ORNL’s activities in computing and computational sciences will continue to be closely aligned with DOE priorities for sustaining a vibrant science and engineering enterprise, transforming the nation’s energy systems, and enhancing national security. In addressing these priorities, ORNL will continue to work closely with industry to achieve its missions and to deliver practical solutions to problems of national importance.
Strategic Direction of the Industrial Partnerships Program

The Industrial HPC Partnerships Program is also providing a gateway for companies to tap into other resources at ORNL that they may not have been aware of had they not been working with OLCF. This offers unique opportunities to integrate computational modeling and experimental validation in much larger scale problems for much greater accuracy and insight, and to do so in an integrated environment. For example, one firm that has made important progress using Jaguar at OLCF is expanding its work to include more detailed modeling and simulation analyses with researchers at the Center for Nanophase Materials Sciences, coupled with experimental analyses that tap into the neutron scattering research capabilities at the Spallation Neutron Source.


By enabling companies to realize the benefits of HPC, the Industrial HPC Partnerships Program at ORNL is helping to strengthen the nation’s capacity to address “grand challenges” in clean energy and national, homeland, and global security. And as DOE develops new mechanisms to make it easier for industry to collaborate with the national laboratories, the program will take advantage of these mechanisms to sustain and scale its partnerships with industry.

Suzy Tichenor

Director, Industrial Partnerships Program

Computing and Computational Sciences Directorate
Oak Ridge National Laboratory

Suzy Tichenor is Director of the Industrial Partnerships Program of the Computing and Computational Sciences Directorate at Oak Ridge National Laboratory, the largest science and energy laboratory of the U.S. Department of Energy (DOE).
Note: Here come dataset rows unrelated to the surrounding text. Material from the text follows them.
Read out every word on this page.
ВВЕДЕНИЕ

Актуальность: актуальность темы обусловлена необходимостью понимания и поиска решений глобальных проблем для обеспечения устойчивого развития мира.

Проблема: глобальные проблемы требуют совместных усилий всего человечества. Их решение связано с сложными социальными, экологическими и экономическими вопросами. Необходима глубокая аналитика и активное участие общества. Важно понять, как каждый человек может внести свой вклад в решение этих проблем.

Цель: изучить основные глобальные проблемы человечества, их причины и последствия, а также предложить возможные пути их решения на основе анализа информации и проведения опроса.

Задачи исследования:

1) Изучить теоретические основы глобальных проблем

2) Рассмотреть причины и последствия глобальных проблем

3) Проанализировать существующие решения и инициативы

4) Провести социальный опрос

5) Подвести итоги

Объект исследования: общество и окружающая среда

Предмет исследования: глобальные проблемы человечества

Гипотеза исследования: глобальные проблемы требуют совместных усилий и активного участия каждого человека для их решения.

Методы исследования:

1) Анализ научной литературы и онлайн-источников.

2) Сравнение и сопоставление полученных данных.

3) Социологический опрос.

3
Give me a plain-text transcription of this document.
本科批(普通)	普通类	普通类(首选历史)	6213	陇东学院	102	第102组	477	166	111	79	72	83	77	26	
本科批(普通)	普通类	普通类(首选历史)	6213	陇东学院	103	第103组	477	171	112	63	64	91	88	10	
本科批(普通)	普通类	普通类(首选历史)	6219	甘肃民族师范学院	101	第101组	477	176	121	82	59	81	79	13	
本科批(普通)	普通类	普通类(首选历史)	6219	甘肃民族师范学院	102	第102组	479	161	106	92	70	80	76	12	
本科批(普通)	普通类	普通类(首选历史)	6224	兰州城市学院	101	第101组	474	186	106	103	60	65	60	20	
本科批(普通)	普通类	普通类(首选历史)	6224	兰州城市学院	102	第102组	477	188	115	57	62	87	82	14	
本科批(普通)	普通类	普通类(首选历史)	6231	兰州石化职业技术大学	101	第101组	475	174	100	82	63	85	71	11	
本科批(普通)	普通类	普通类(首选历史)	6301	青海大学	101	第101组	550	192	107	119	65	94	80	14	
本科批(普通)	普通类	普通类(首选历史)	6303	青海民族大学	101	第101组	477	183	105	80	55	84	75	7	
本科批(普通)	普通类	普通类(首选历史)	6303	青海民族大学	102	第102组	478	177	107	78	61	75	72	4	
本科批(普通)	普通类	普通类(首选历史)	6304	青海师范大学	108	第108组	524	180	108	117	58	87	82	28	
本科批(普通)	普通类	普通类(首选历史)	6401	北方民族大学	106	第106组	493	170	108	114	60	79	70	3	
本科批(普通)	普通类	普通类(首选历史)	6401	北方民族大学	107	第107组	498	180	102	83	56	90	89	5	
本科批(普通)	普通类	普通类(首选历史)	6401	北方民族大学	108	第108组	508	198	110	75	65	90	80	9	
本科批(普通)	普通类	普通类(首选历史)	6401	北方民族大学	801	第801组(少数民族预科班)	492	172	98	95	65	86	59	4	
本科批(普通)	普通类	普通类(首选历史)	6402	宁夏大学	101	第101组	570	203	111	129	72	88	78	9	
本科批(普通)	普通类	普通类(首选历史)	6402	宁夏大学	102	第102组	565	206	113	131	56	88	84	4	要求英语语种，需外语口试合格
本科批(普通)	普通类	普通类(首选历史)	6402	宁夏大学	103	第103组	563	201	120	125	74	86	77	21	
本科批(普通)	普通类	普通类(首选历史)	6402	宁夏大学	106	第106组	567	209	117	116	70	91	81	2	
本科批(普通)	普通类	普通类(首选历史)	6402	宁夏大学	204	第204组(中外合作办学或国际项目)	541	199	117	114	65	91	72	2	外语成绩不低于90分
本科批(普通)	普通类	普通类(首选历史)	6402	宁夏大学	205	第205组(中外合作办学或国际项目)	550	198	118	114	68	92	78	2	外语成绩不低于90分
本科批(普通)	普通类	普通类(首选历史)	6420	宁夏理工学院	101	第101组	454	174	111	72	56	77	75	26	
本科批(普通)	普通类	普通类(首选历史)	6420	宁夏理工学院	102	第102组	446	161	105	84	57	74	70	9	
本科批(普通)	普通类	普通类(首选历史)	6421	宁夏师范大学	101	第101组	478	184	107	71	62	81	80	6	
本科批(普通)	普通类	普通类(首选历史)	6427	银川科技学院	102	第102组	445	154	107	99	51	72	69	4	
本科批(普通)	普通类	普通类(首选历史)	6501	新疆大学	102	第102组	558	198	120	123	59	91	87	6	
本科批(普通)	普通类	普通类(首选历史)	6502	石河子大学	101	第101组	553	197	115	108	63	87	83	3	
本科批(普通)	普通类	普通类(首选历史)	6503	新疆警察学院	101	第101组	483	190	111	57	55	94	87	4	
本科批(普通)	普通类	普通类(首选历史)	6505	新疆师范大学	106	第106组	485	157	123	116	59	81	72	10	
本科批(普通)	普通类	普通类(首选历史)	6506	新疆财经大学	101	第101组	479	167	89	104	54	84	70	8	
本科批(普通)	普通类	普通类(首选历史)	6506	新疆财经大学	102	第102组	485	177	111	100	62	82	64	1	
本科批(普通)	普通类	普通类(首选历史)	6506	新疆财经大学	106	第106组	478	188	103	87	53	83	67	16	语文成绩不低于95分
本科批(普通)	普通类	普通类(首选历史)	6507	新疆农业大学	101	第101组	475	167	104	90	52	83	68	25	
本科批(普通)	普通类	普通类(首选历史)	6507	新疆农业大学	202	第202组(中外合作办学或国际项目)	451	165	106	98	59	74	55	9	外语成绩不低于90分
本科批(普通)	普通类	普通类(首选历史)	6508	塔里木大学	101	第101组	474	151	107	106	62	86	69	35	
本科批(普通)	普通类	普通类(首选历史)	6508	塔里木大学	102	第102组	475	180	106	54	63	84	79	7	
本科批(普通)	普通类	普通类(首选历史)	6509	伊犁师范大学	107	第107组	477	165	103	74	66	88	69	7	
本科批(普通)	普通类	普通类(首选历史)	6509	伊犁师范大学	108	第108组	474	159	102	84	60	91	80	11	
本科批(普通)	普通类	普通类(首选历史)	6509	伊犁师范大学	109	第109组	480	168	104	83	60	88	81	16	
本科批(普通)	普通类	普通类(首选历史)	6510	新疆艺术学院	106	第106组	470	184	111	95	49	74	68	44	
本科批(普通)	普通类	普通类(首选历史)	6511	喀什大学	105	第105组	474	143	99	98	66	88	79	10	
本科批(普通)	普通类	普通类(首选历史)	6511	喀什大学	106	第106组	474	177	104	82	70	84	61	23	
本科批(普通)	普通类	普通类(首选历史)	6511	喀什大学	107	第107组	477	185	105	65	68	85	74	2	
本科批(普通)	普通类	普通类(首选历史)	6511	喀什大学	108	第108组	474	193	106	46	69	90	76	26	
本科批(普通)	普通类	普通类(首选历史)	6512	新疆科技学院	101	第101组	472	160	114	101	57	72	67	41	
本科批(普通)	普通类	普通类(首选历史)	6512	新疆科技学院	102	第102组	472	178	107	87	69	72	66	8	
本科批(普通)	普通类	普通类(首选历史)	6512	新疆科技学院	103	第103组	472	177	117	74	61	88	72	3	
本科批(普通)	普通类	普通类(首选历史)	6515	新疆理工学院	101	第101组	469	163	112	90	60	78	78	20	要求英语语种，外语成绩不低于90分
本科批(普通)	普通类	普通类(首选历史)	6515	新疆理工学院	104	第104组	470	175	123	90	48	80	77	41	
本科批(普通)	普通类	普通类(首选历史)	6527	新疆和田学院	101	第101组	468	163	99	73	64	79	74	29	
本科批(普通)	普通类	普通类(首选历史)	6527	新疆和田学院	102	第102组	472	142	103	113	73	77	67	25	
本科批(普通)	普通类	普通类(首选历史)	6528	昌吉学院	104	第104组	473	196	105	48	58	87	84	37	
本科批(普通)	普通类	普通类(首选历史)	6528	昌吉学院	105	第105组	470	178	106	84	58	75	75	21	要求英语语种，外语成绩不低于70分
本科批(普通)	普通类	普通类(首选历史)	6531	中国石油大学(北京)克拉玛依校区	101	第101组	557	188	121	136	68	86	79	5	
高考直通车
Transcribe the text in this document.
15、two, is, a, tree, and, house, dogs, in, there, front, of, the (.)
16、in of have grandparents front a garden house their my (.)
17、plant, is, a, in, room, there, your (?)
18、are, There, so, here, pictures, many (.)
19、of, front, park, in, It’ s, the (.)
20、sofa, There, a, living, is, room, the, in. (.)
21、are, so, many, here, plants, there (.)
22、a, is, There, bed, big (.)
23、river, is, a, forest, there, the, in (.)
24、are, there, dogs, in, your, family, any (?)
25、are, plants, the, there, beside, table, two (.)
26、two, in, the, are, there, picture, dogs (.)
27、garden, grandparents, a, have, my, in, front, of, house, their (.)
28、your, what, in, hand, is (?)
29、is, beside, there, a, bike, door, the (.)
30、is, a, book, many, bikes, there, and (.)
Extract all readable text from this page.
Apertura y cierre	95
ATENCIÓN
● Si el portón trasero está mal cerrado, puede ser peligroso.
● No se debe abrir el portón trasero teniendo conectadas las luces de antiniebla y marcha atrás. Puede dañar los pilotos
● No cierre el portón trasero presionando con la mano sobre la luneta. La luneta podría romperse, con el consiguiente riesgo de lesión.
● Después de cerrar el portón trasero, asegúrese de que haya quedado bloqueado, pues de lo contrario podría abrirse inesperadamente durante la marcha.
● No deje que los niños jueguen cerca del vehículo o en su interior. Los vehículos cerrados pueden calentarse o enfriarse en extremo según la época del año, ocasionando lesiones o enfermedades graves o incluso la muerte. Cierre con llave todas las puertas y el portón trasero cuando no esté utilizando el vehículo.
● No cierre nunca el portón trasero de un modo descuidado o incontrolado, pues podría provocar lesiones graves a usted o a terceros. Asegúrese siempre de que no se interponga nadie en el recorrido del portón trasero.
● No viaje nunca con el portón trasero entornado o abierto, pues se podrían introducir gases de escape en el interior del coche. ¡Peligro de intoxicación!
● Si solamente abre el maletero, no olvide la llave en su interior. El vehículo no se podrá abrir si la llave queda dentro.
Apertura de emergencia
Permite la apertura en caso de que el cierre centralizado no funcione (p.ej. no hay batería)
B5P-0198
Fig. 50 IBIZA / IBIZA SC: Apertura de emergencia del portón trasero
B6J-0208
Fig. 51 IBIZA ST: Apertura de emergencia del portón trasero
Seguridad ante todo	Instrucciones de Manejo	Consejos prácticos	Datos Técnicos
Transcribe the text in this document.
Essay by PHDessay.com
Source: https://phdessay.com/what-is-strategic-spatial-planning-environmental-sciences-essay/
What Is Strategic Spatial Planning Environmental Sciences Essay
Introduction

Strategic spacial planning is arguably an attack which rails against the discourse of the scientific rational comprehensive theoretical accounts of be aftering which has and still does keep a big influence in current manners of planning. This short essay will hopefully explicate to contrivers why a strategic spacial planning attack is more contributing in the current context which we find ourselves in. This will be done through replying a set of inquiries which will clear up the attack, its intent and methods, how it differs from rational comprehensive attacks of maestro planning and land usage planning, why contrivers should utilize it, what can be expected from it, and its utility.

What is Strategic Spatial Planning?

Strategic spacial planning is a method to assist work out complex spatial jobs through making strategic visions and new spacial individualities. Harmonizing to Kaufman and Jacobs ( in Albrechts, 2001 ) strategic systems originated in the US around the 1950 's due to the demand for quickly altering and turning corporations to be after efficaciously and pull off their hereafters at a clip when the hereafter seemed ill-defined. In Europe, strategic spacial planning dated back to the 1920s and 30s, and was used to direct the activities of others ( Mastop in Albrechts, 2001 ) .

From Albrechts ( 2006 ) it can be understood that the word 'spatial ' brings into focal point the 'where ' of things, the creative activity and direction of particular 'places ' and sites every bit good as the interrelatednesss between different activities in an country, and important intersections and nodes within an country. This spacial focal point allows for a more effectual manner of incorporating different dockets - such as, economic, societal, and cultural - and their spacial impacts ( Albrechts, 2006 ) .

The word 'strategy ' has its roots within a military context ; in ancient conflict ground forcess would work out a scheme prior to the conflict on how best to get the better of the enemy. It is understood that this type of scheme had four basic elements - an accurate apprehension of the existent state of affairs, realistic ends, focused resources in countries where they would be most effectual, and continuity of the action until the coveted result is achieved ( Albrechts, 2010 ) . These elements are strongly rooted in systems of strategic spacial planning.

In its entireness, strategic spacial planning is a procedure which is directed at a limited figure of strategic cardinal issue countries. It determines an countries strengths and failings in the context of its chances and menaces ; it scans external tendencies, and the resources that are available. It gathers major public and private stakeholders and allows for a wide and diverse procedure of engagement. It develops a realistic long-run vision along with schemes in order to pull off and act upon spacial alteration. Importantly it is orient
This program provides companies with access to the Laboratory’s two leadership-class high-performance computing (HPC) user facilities—DOE’s Oak Ridge Leadership Computing Facility and the National Science Foundation’s National Institute for Computational Sciences—and to the resources and expertise of the Directorate.
Ms. Tichenor has more than 20 years of experience in creating partnerships and programs at all levels of the government, private sector, and not-for-profit organizations. Prior to joining ORNL, she was Vice President of the Council on Competitiveness and directed the Council’s High Performance Computing Initiative. There she served as the Principal Investigator for HPC-related grants from DOE’s Office of Science, the National Nuclear Security Administration, NSF, and the Defense Advanced Research Projects Agency (DARPA). Previously she held senior positions at Cray Research, a start-up health care firm, and a national non-profit organization.